Herhalde onca ordu bir geceden binlerce kilometre yol katetmiyordu...
Eskiden iki tarafın ordularını yola çıkarıp bir meydan v.b.'de karşılaştıkları (Genelde savunmadaki taraf uygun bir yere yerleşerek düşmanı bekler) ve karşılıklı dizildikten sonra uygun bir anda savaşa başladıkları daha sık görülmüştür. PErsler'in yaptıkları ise savaştan çok "istila" olarak nitelendirilebilir.
Öyle ki, Haçlı orduları daha yolu yarılamadan Anadolu'da önlemler alınıyor, gerekli stratejiler belirleniyordu...
Sis meselesi bence de oldukça gerekli. RTS'leri ele alırsak AOE ve C&C'de daha çok kullanılıyor ve ayrı bir savaş unsuru olarak ele almak mümkün. Çünkü her iki oyunda da sisi dağıtmak için çeşitli birimlere sahibiz. Nasıl ki Counter v.b. oyunlarda rakibin ne yaptığını göremiyorsak, stratejilerde de görmemizin bir nebze engellenmesi normal.
Yoksa rakibini asla pusuya düşürmezdin, sonra oyunda hırsız-polis türü kovalamacalara sıkça rastlardık. Rakibin haritayı görebildiği için senden uzağa kaçar, sen de peşinden dolaşır dururdun. Sonra ani baskınlar da yapamazdın (ki benim oyun anlayışım budur) Gizli bir bölgede saklı ordunu aniden rakibinin beklemediği taraftan base'ini işgal edemezdin. Ayrıca bu tip oyunlarda bilgisayar rakiplerin sise rağmen ordularımı arada sırada görebildiğini ben de zannediyorum. Bu çok saçma olmuş, resmen işin işine şike karıştırılıyor. O kadar gizlediğin, sakladığın bir binayı eliyle koymuş gibi bulabiliyor... >:
Aslında sisi ben de mantıklı buluyorum ama genelde all visible oynarım age ofta . Starcraft ta da zaten protosların observeri var o her tarafı gösteriyor saolsun :)

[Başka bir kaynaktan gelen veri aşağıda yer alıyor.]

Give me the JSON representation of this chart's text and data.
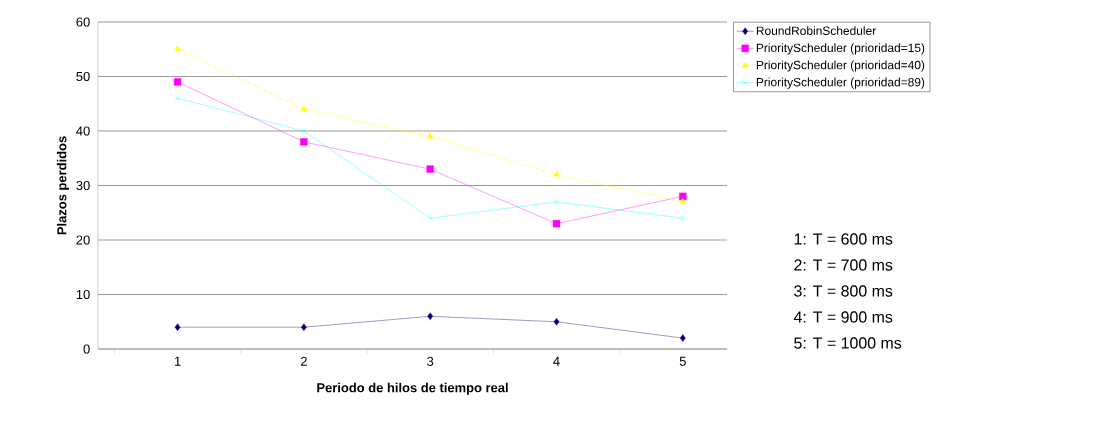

Mathematical Android Trained for Hazardous Assassination/Device Optimized for Repair and Exploration
Sis'e en çok ihtiyacı Red Alert-2'de Rusya ike tepemin üzerinde bir casus uçağı geçtiği zaman duyarım. Kabak gibi meydanda kalıyor tüm binaların ve birimlerin. Generals'te en azından bu yok. RA'da sadece "karartma" var.